# Orchard grass vs Timothy hay



## MAXX55 (Sep 17, 2010)

I just bought a bag of Oxbow Orchard Grass. I read somewhere that this was an ok item to feed bunnies.

My bun "LOVES" it :inlove:. 

She is still getting Timothy hay but for now favors the orchard grass.

Does anyone out there see any problems if my bun eats more grass then hay?

Thanks.


----------



## Amy27 (Sep 18, 2010)

My buns also love Orchard Grass. I usually mix mine with timothy hay. One, because timothy hay is cheaper and it makes the orchard last longer. Second, because I like that the different types of hay/grass wear the teeth down differently. Though I think it is fine if Cuddles got more Orchard Grass.


----------



## MAXX55 (Sep 18, 2010)

Thanks for the reply. I feel better now, especially with ALL the items out there for bunnies. You read some are good and others are not.

The picture you have posted of your bunny, What breed is it?

Cuddles looks identical. She was abandoned so we don't know what kind she is....I would like to narrow it down.


----------



## OakRidgeRabbits (Sep 18, 2010)

*MAXX55 wrote: *


> Does anyone out there see any problems if my bun eats more grass then hay?


Are you feeding literal Orchard _Grass_, or _dried_ Orchard Grass? Hay is just the term for dried grass.


----------



## missyscove (Sep 18, 2010)

Orchard and Timothy grass hays have very similar nutrient composition and it's fine to feed either, or both together. The ideal is a mixture of grass hays if your bun will eat them.


----------



## luna21 (Sep 18, 2010)

:biggrin2: I have a similar problem, ever since I bought the oxbow orchard grass my Roxy will hardly touch her timothy


----------



## Amy27 (Sep 18, 2010)

*MAXX55 wrote: *


> The picture you have posted of your bunny, What breed is it?
> 
> Cuddles looks identical. She was abandoned so we don't know what kind she is....I would like to narrow it down.

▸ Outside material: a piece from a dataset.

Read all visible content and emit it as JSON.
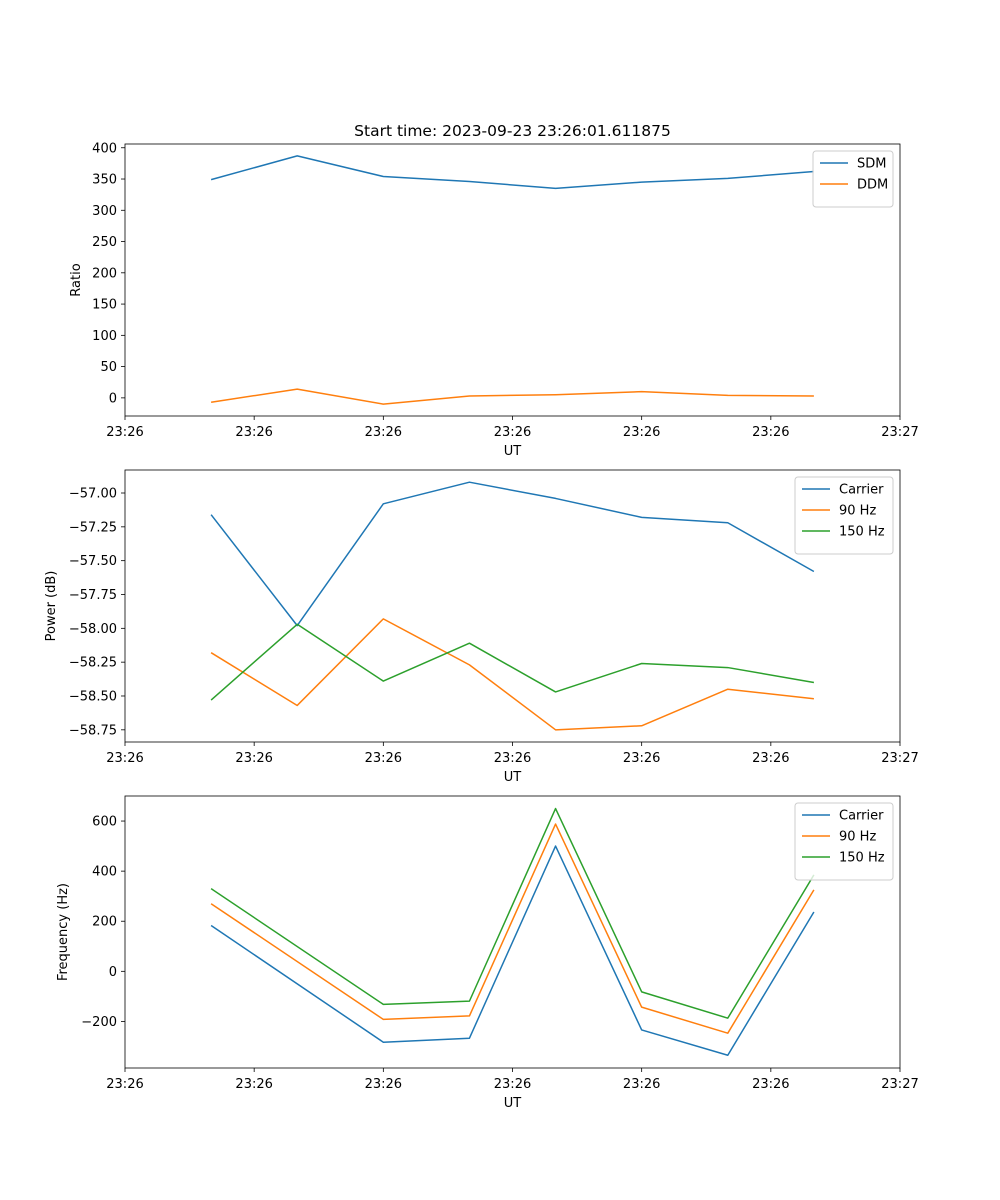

She is a mini rex. If you post a picture of your rabbit in the Rabbitry area, they would probably be able to tell you what breed she is. I would love to see some pictures of her!


----------



## MAXX55 (Sep 19, 2010)

It's the dried orchard grass.


----------



## MAXX55 (Sep 19, 2010)

I will post some pics soon.


----------



## AngelnSnuffy (Sep 20, 2010)

*luna21 wrote: *


> :biggrin2: I have a similar problem, ever since I bought the oxbow orchard grass my Roxy will hardly touch her timothy


Same here, haha. But, each hay wears down the teeth differently, so if you can get ur buns to eat multiple kinds, is great. That is what I was doing and created a monster w/ the Orchard Grass.:headsmack Oh! It can't be another brand either, or I just spread it around my cage, ugh, lol.:nope:


----------



## luna21 (Sep 20, 2010)

LOL:surrender bunnies get whatever bunnies should want in this house:embarrassed: n why should it be any different


----------



## AKJulie (Oct 5, 2010)

My buns are particular about their type of Timothy Hay - They don't like the Kaytee, but love the Oxbow - so maybe try a different brand of Timothy?


----------